Я стараюсь не заснуть. В 11 часов пойду встречать Гогиту. Он так радуется, когда видит меня у выхода. Нам достаточно трех часов, чтобы соскучиться друг без друга. Гогита обязательно скажет: зачем ты пришла, спала бы себе спокойно, ведь я не один, а с Гургеном (а в душе подумает, что мог бы и один добраться до дому — не маленький).

…Рядом с ходиками — фотография в металлической рамке — я и Бакар. 11 лет назад. Гогита как раз болел корью. Бакар — в морской форме, он тогда работал старшим в ремонтном депо Батумского порта. Я в белом шелковом платье и в пушистом берете. Как я любила фотографироваться! Бывало, снимет меня кто-нибудь из знакомых, а карточку не пришлет. Я годами помню и все мечтаю эту карточку получить. Интересно бы сейчас поглядеть на такую фотографию! Волшебной силой обладают старые снимки. Так и кажется, что хотят они что-то сказать, сообщить тебе о том, чего ты не замечала на протяжении многих лет, хотя оно находилось рядом с тобой и имело большое значение для твоей судьбы. Но фотографии молчат, не хотят говорить всего, или не могут, и только смотрят на тебя. Удивительно — собственное лицо иногда кажется таким странным. Наверное, любому из знакомых выражение твоего лица известно, лучше чем тебе самой…

Я гляжу на фотографию и горько усмехаюсь в душе. Могла ли я тогда думать…

Глупо сниматься вместе, пройдет время и безжалостно надсмеется над тобой. Та самая улыбка, которая навечно запечатлена на фотографии, превратится в насмешку над тобой, многозначительно глянет на тебя: легко быть вместе на картоне!

Я оглядываю комнату — найти бы какое-нибудь дело, чтобы убежать от мыслей.

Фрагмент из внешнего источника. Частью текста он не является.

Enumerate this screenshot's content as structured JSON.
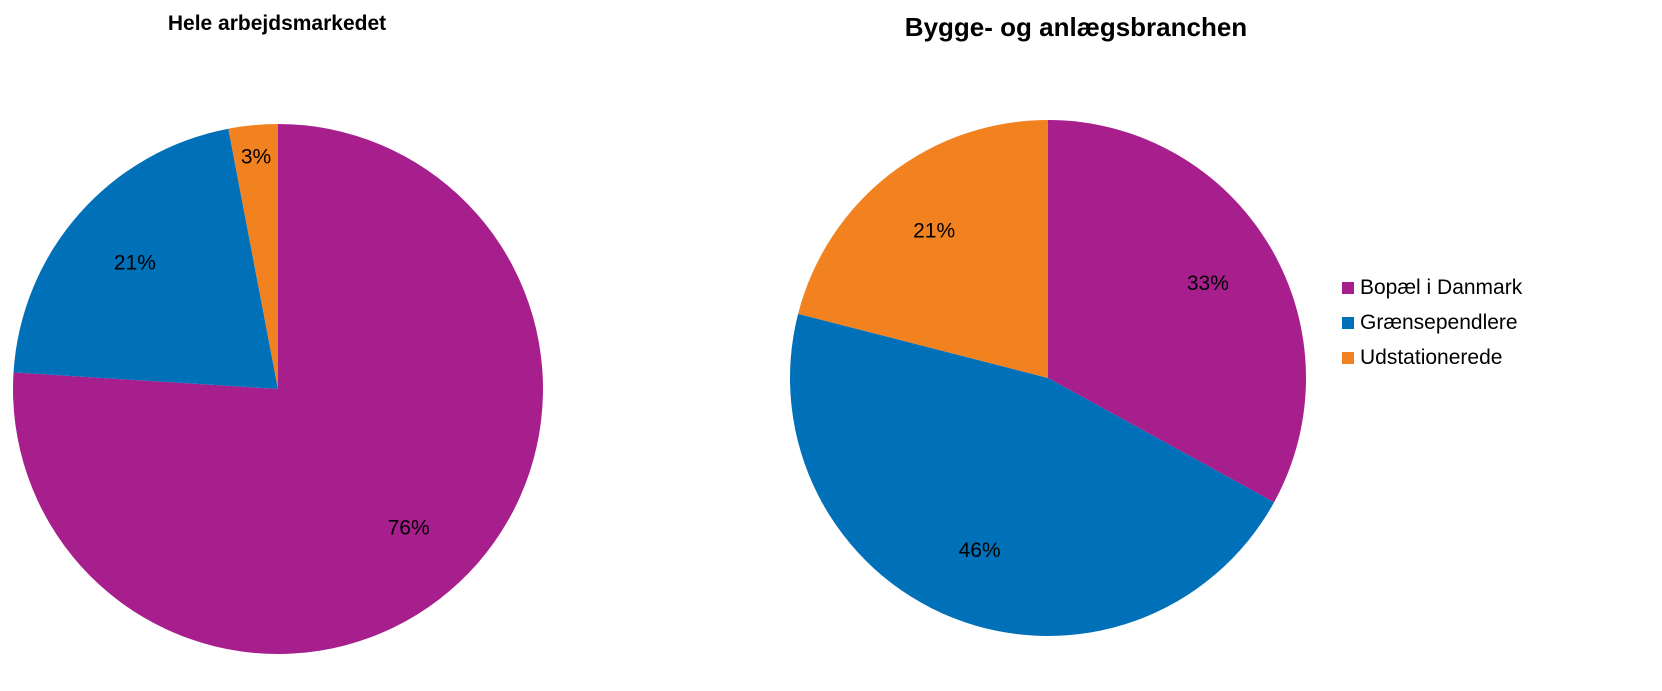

Я знаю, что все равно никуда мне от них не скрыться, что в конце концов они одолеют меня, но каждый вечер я все-таки начинаю борьбу с ними, не желая сдаваться заранее. Но заняться мне решительно нечем. Со стола давно убрано, посуда вымыта, белье выглажено еще с утра… Ах, да! Ведь у меня порвался чулок!

Я поднимаю подол своего домашнего халата и, нагнувшись, гляжу на ногу. До самой щиколотки потянулась длинная петля, и кожа белым лучом просвечивает сквозь нее.

Починка чулка не спасла меня. Рукоделье, должно быть, создано для длинных, бесконечных мыслей, а я взялась за него, чтобы, наоборот, от этих мыслей избавиться.

Из кухни доносится звон посуды. Я радуюсь — это, наверное, тетя Пело готовит ужин. Пойду помогу ей. Тетя Пело — наша хозяйка, муж ее — пенсионер, старый железнодорожник, умер четыре года назад, и она осталась совсем одна. Поэтому, должно быть, приняла нас к себе охотно и денег запросила очень мало.